According to the National Highway Traffic Safety Administration, distracted driving caused nine percent of all fatal crashes in this country in 2016. This study was issued a day after an allegedly distracted motorist hit a group of bicyclists in Florida and caused one fatality and six injuries. Advocates criticize the federal government and the telecommunications industry of doing little to address this problem.
The study's researchers concluded that distracted driving increases the likelihood that a collision will cause death or serious injury, compared to other accidents. This risk is even greater if a crash is a rear-end collision or takes place in work zones or on interstate highways.
Roundabouts or rotaries, however, lower the risk of a distracted-driving accident and their severity. Drivers must pay attention when they drive around these configurations. Attention to road design and more targeted enforcement may also reduce distracted driving, according to the researchers.
Researchers in this study reviewed Department of Transportation records in Ohio for accidents occurring between 2013 and 2017. Their analysis concluded that distracted driving accounted for 48 percent of all accidents.

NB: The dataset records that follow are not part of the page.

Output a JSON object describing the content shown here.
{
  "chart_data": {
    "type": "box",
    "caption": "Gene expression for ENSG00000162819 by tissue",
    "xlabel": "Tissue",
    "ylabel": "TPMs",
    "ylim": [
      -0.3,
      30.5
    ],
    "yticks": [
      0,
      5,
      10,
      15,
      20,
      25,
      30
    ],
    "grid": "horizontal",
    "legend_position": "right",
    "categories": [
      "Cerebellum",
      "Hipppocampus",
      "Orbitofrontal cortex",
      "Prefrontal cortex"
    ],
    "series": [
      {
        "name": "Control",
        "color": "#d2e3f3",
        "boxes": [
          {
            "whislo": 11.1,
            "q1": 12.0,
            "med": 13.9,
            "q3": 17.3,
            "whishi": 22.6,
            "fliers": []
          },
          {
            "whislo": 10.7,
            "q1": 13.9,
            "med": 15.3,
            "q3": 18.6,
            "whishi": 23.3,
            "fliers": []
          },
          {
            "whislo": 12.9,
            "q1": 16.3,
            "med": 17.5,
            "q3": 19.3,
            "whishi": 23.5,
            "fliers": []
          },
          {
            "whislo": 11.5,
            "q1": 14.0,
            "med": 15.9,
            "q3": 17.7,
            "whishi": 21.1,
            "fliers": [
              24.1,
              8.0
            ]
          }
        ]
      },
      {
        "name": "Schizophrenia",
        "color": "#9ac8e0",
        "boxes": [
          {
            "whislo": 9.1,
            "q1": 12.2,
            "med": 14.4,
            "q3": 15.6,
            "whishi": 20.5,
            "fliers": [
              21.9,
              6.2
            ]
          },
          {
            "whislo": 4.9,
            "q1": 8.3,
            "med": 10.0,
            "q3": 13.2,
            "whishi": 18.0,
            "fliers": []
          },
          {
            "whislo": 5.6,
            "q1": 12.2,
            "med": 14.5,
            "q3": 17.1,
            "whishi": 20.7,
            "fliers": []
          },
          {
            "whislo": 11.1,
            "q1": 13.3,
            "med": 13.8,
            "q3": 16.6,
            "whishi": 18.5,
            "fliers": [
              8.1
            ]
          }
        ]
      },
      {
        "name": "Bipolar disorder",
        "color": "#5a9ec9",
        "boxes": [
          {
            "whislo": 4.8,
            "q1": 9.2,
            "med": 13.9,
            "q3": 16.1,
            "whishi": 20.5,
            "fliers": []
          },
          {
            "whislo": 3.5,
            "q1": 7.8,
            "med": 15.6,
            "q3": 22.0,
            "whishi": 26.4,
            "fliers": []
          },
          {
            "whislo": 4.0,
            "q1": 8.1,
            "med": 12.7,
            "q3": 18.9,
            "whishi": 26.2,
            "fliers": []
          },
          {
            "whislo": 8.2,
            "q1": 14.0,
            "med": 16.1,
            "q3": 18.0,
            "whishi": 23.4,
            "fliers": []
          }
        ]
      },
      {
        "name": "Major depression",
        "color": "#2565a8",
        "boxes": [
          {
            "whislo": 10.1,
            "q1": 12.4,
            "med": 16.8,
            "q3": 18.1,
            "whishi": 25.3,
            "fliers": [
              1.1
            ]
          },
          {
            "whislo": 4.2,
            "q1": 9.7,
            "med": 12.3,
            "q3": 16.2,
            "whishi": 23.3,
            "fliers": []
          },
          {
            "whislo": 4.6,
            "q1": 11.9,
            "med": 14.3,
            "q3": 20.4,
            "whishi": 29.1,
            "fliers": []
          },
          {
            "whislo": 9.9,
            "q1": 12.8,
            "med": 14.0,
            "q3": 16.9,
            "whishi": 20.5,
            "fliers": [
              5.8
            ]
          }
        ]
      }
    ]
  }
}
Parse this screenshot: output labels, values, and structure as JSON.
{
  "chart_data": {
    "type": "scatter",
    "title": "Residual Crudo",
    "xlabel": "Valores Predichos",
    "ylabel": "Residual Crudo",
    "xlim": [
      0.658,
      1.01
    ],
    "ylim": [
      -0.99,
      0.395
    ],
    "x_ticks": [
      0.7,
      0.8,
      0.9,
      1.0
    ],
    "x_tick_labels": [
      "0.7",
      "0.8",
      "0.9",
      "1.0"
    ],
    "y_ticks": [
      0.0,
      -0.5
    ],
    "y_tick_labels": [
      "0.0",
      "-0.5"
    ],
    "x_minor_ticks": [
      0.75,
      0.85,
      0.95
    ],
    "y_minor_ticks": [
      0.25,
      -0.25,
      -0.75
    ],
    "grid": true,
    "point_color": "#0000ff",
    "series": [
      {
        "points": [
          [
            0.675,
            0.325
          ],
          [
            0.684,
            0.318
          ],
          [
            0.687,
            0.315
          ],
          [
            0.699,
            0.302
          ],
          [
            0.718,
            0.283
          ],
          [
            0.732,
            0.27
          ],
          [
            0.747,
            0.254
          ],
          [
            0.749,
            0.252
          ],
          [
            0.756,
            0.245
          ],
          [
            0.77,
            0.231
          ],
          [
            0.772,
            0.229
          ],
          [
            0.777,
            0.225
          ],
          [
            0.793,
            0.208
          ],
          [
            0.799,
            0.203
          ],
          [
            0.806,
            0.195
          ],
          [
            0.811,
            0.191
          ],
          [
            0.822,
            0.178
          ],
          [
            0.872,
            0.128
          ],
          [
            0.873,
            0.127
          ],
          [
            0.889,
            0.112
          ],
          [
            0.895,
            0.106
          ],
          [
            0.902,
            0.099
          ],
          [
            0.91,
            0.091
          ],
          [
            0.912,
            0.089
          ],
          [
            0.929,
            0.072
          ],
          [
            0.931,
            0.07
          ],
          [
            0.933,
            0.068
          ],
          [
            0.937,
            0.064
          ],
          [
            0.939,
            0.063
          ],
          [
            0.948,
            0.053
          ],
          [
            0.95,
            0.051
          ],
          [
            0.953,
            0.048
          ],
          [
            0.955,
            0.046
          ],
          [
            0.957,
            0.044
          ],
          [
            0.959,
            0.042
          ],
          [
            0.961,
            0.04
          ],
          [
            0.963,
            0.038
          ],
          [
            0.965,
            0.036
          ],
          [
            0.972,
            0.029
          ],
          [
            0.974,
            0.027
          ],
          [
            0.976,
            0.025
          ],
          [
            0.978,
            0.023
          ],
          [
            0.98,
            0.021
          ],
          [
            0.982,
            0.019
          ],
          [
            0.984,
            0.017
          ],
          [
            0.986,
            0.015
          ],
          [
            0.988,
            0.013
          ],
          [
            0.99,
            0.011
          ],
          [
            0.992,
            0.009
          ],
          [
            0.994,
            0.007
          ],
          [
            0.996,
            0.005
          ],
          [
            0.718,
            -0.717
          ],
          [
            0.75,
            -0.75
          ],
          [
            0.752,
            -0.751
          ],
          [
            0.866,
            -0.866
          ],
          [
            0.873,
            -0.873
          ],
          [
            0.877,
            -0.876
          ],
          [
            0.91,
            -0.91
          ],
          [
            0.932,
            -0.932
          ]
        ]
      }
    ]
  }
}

The number of distracted driving accidents increased in this country and in Ohio during that period. Younger drivers between 20 and 24-years-old have the highest percentage of accidents because of distracted driving and other causes, according to the researchers.
Those harmed by a distracted driver may be able to recover compensation for their losses. Yet, gaining evidence of distracted driving requires expertise. An attorney can seek this evidence and pursue a lawsuit against a negligent driver.